"The ability to act fast can make all the difference"
There is a commercial for Shell Gas that starts with this sentence. It bugs me every time I hear it.
I think they are using 'fast' incorrectly. It's an adjective and they are using it as an adverb.
What do you think?
*sigh* I think you're right, though I sometimes find it quite aggravating.
It's not the pace-the-floor, pound-fist-on-desk type of aggravation; more like the "the milk smells like it's going to go bad about an hour after you drink it" or "you can't find your reading glasses and the writing is too small, so you don't know how the vet wants your to give these suspiciously suppository-looking pills to your dog to cure his cough" type of aggravation.

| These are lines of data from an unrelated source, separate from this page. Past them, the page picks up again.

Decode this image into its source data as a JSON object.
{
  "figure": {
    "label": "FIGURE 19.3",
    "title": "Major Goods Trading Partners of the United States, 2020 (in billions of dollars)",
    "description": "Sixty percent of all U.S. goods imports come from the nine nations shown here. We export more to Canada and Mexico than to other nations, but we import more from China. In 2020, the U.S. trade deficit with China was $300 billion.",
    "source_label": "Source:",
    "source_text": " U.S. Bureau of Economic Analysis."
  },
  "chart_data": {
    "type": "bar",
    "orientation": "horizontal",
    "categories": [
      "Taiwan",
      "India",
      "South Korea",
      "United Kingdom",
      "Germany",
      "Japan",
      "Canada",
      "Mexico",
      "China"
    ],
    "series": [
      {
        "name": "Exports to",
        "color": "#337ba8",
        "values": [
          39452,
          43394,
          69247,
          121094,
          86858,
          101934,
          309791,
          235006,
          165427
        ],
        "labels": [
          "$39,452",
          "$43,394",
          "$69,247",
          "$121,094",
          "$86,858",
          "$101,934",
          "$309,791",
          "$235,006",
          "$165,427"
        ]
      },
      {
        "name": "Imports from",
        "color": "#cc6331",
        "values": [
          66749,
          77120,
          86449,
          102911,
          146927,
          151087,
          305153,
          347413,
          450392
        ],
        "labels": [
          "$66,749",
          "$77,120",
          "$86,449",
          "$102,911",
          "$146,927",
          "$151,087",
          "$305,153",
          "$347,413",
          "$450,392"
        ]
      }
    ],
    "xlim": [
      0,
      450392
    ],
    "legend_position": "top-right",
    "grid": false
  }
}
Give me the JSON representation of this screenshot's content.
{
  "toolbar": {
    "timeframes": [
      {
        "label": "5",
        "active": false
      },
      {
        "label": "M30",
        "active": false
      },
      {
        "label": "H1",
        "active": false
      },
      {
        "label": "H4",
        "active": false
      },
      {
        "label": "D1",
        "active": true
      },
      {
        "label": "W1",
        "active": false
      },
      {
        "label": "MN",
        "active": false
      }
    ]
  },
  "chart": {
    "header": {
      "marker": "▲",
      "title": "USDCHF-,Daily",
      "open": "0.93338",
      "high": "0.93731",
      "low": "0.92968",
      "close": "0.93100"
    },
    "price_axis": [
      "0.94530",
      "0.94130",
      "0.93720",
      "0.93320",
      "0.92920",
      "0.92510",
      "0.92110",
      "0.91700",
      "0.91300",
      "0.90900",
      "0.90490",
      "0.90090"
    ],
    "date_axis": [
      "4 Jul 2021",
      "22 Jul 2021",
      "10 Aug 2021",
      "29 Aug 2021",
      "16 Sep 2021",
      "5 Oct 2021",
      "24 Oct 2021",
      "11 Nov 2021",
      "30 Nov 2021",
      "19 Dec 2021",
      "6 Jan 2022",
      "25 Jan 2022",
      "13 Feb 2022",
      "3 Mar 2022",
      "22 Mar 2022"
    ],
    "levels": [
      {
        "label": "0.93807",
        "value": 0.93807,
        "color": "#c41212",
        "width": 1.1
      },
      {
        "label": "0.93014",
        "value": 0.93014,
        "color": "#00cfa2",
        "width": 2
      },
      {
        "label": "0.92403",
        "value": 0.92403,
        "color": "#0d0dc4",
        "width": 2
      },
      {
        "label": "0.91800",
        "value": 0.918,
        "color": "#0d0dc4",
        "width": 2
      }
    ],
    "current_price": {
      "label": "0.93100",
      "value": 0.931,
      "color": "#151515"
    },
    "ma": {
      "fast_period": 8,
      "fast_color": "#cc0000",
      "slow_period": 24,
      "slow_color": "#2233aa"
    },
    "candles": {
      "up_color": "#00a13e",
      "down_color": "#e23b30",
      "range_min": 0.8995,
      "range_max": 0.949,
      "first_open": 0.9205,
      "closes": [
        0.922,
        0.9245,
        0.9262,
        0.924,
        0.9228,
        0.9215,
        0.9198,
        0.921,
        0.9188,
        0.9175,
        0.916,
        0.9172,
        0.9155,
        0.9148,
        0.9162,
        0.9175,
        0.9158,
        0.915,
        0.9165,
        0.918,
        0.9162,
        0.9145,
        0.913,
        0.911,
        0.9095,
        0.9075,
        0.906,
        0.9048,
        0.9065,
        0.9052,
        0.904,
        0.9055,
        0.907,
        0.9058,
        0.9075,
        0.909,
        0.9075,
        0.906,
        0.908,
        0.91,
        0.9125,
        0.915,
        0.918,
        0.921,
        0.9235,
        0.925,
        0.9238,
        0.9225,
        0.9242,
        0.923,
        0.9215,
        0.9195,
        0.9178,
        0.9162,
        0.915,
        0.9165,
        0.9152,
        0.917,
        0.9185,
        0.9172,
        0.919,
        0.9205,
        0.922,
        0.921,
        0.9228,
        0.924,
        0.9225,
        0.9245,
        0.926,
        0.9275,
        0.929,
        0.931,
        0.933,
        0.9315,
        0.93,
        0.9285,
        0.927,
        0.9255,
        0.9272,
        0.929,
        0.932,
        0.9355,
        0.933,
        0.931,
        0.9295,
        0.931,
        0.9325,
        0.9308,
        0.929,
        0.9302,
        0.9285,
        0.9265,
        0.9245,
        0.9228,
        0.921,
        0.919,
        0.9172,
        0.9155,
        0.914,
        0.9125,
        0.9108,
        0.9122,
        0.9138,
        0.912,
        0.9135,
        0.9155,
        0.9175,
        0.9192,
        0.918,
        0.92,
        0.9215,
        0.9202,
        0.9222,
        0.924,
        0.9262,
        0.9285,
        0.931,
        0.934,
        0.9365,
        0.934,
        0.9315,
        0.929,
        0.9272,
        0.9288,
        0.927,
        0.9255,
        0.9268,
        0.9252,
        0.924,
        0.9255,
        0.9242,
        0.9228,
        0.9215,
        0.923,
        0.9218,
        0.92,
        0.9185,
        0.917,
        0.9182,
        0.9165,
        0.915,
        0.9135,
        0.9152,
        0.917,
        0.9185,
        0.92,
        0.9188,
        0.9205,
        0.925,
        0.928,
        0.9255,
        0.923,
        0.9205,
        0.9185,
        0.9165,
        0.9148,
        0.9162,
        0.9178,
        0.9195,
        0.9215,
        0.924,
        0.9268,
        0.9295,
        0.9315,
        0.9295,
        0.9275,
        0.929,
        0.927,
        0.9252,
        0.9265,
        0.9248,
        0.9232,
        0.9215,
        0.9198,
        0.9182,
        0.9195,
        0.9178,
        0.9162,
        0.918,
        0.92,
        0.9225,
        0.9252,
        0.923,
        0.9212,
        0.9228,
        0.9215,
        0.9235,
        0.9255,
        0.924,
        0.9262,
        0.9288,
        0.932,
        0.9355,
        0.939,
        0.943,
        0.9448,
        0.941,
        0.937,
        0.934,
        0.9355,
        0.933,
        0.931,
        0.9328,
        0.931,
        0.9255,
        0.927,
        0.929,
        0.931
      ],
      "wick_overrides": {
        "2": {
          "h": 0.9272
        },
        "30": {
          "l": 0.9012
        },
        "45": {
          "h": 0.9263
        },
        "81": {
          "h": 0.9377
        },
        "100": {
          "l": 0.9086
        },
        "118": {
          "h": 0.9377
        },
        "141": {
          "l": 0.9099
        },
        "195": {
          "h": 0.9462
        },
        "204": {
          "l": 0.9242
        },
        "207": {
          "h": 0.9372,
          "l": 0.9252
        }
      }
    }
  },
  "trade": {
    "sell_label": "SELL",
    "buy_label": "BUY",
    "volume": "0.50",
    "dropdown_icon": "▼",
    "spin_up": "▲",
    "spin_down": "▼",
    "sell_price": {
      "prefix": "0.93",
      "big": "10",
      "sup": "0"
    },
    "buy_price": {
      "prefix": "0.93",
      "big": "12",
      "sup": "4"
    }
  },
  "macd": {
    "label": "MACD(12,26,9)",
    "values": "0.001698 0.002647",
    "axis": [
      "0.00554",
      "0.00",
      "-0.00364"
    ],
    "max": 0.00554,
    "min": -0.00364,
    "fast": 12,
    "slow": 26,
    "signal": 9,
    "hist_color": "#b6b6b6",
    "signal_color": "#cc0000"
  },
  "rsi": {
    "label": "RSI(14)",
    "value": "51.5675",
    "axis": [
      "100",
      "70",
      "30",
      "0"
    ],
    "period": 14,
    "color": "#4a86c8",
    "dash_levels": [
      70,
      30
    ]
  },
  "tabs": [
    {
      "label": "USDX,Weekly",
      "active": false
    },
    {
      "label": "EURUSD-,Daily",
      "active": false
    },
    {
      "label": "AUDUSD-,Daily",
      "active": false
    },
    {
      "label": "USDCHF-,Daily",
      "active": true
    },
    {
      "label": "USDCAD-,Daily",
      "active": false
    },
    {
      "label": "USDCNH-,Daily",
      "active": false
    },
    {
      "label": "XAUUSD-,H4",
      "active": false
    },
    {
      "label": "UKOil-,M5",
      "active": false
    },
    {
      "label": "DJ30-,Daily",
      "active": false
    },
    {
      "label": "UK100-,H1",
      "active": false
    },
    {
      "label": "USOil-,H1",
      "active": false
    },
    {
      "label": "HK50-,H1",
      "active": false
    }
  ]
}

It's an adjective and they are using it as an adverb.It's been an adverb for ever so long a time: Chaucer
uses it as an adjective and as an adverb amongst other parts of speech. You are kidding, right?
You are kidding, right?
Nope. It really bugs me. It doesn't fit the sentence at all and trips off of your tongue when you say it.
When I was a lad it was common practice (amongst the lads) to toss something (it could have been most anything, up to but not including an actual, live hand granade) at someone whilst screaming "Think Fast!!" -- the yell being intended to put one off ones game.
I don' think we were playing at Chaucer back in the 50s, nor did we give the matter of proper grammar much of a glimmer; but acting fast (or quickly) was certainly required.
'zactly as I 'member it, tsuwm.
oh, of course, we allus' said "think fastly!"....
In an effort to promote the mental health of all I urge the prescriptivists in our midst not to take it all so seriously
FWIW, noted today in Recent DVD Releases:
The initial Mr. Moto (Peter Lorre, 1937) film was titled Think Fast, Mr. Moto.